I strutted my stuff all of the way over to our neighbor's house!

Well, I had to make one little detour to take care of some business...  (Mom says she assumes this was to voice my displeasure at having to wear a costume.)  I was a poopin' peacock.

Here I am at our neighbor's patio...  "TRICK OR TREAT!"

The neighbor had her camera, too, and refused to open the screen door until I was properly photographed.
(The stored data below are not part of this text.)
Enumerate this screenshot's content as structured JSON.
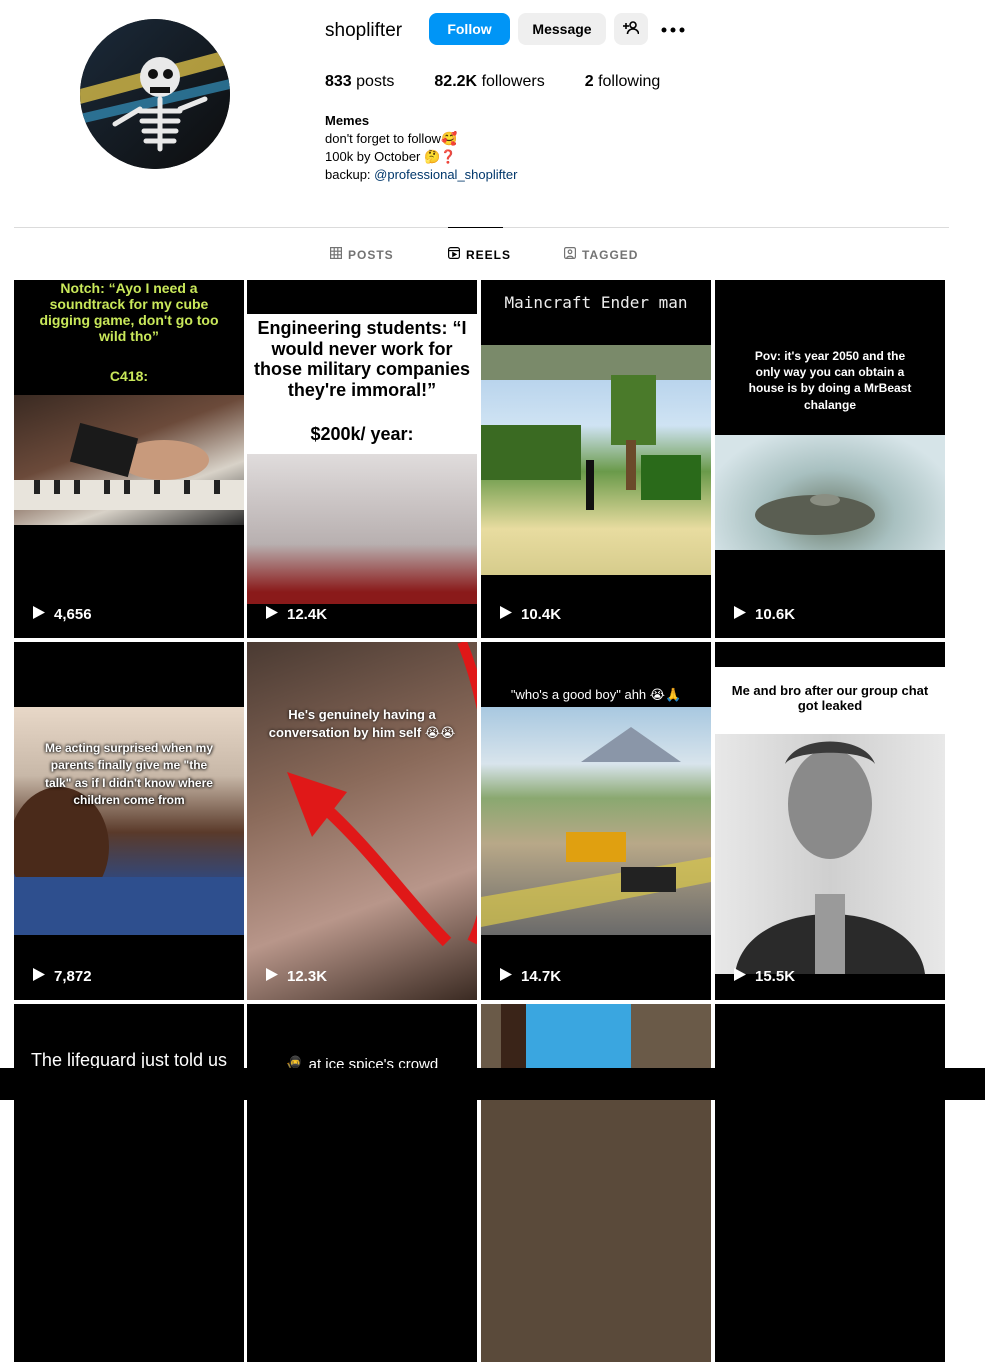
{
  "profile": {
    "username": "shoplifter",
    "follow_label": "Follow",
    "message_label": "Message",
    "posts_count": "833",
    "posts_label": "posts",
    "followers_count": "82.2K",
    "followers_label": "followers",
    "following_count": "2",
    "following_label": "following",
    "bio_name": "Memes",
    "bio_line1": "don't forget to follow🥰",
    "bio_line2": "100k by October 🤔❓",
    "bio_backup_prefix": "backup: ",
    "bio_backup_link": "@professional_shoplifter"
  },
  "tabs": [
    {
      "label": "POSTS",
      "icon": "grid-icon"
    },
    {
      "label": "REELS",
      "icon": "reels-icon",
      "active": true
    },
    {
      "label": "TAGGED",
      "icon": "tagged-icon"
    }
  ],
  "reels": [
    {
      "caption": "Notch: “Ayo I need a soundtrack for my cube digging game, don't go too wild tho”",
      "sub": "C418:",
      "views": "4,656"
    },
    {
      "caption": "Engineering students: “I would never work for those military companies they're immoral!”",
      "sub": "$200k/ year:",
      "views": "12.4K"
    },
    {
      "caption": "Maincraft Ender man",
      "views": "10.4K"
    },
    {
      "caption": "Pov: it's year 2050 and the only way you can obtain a house is by doing a MrBeast chalange",
      "views": "10.6K"
    },
    {
      "caption": "Me acting surprised when my parents finally give me \"the talk\" as if I didn't know where children come from",
      "views": "7,872"
    },
    {
      "caption": "He's genuinely having a conversation by him self 😭😭",
      "views": "12.3K"
    },
    {
      "caption": "\"who's a good boy\" ahh 😭🙏",
      "views": "14.7K"
    },
    {
      "caption": "Me and bro after our group chat got leaked",
      "views": "15.5K"
    },
    {
      "caption": "The lifeguard just told us"
    },
    {
      "caption": "🥷 at ice spice's crowd"
    }
  ],
  "colors": {
    "accent": "#0095f6",
    "link": "#00376b",
    "button_gray": "#efefef",
    "tab_inactive": "#737373"
  }
}
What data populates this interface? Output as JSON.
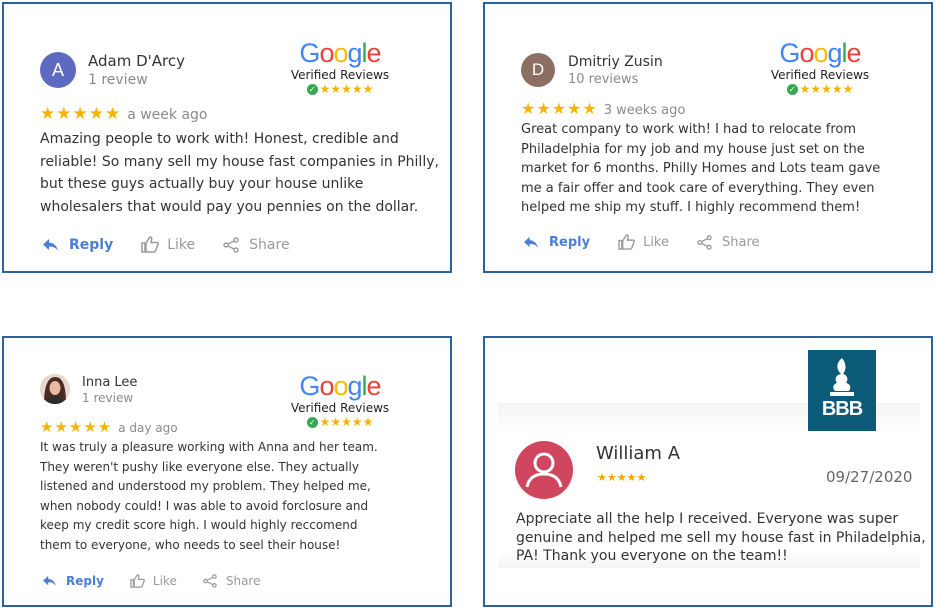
{
  "google_badge": {
    "letters": [
      "G",
      "o",
      "o",
      "g",
      "l",
      "e"
    ],
    "letter_colors": [
      "#4285F4",
      "#EA4335",
      "#FBBC05",
      "#4285F4",
      "#34A853",
      "#EA4335"
    ],
    "verified_label": "Verified Reviews",
    "stars": "★★★★★"
  },
  "reviews": [
    {
      "initial": "A",
      "avatar_color": "#5c6bc0",
      "name": "Adam D'Arcy",
      "count": "1 review",
      "stars": "★★★★★",
      "when": "a week ago",
      "lines": [
        "Amazing people to work with! Honest, credible and",
        "reliable! So many sell my house fast companies in Philly,",
        "but these guys actually buy your house unlike",
        "wholesalers that would pay you pennies on the dollar."
      ],
      "reply": "Reply",
      "like": "Like",
      "share": "Share"
    },
    {
      "initial": "D",
      "avatar_color": "#8d6e63",
      "name": "Dmitriy Zusin",
      "count": "10 reviews",
      "stars": "★★★★★",
      "when": "3 weeks ago",
      "lines": [
        "Great company to work with! I had to relocate from",
        "Philadelphia for my job and my house just set on the",
        "market for 6 months. Philly Homes and Lots team gave",
        "me a fair offer and took care of everything. They even",
        "helped me ship my stuff. I highly recommend them!"
      ],
      "reply": "Reply",
      "like": "Like",
      "share": "Share"
    },
    {
      "name": "Inna Lee",
      "count": "1 review",
      "stars": "★★★★★",
      "when": "a day ago",
      "lines": [
        "It was truly a pleasure working with Anna and her team.",
        "They weren't pushy like everyone else. They actually",
        "listened and understood my problem. They helped me,",
        "when nobody could! I was able to avoid forclosure and",
        "keep my credit score high. I would highly reccomend",
        "them to everyone, who needs to seel their house!"
      ],
      "reply": "Reply",
      "like": "Like",
      "share": "Share"
    }
  ],
  "bbb": {
    "logo_text": "BBB",
    "brand_color": "#0b5a78",
    "name": "William A",
    "stars": "★★★★★",
    "date": "09/27/2020",
    "avatar_color": "#d0465e",
    "lines": [
      "Appreciate all the help I received. Everyone was super",
      "genuine and helped me sell my house fast in Philadelphia,",
      "PA! Thank you everyone on the team!!"
    ]
  }
}
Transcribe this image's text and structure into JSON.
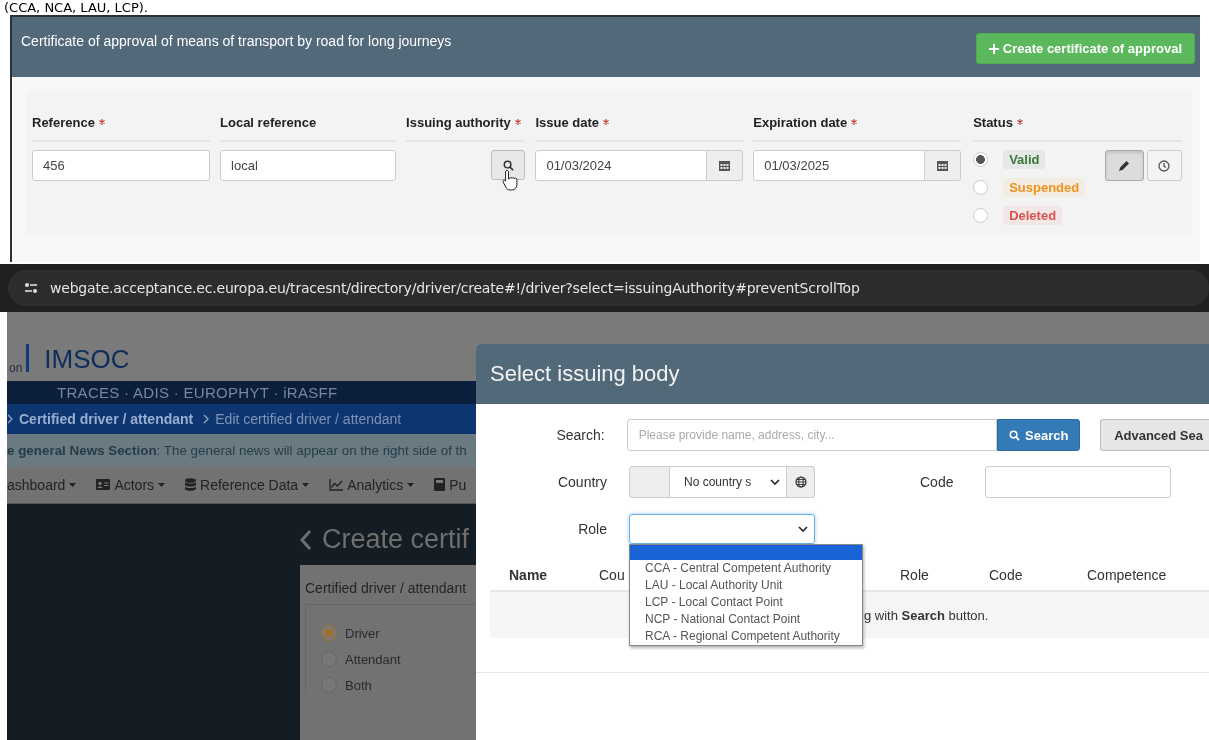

If you look closely you'll see a few little leaf things stuck in the fur on my chin.  Those things get stuck on me every single time I sniff the trees near my neighbor's place.

The best part about my peacock costume was that it actually had a coordinating peacock SQUEAKY TOY!!!  Seriously.  Can you believe that?  I attacked, of course.

Is it cannibalism to see a peacock chewing on a peacock?  He he he.

And you KNOW I had to roll on that squeaky toy...

Still rolling...

My totally awesome neighbor had a bag of Halloween squeakies waiting for me for my trick or treating.  Yep.  A BAG of Halloween squeaky toys!  And she put out a BOWL of Milkbones for me, too!

Now here's where the evening took a slightly evil turn...

Yep.  Mom brought another costume.  She thought she'd display my ornery side by dressing me like a little devil.

I put up with it...

but I really just wanted to play with my new toys.

So I told Mom and our neighbor just how I felt!

Thankfully, we got down to business playing tug, bitey face, etc., right after that.  It was awesome.

After a while, however, Mom decided to torture me again with yet another outfit.


Sure, the skeleton pajamas are cute, but I think you can tell that I was NOT amused.

But then I got another new toy, so the skeleton PJs were quickly forgotten.

And I played and played and played.

Tushy shot:

Then Mom and I walked back home.  She left the skeleton PJs on me.  Lots of people ooh'd and aah'd over me on the way.

Mom and my neighbor decided that they liked the peacock outfit the best.  I have to admit that I do make a cute little peacock.

Would you believe they went out shopping today and found TWO more costumes to put back for next year?!  I'm doomed.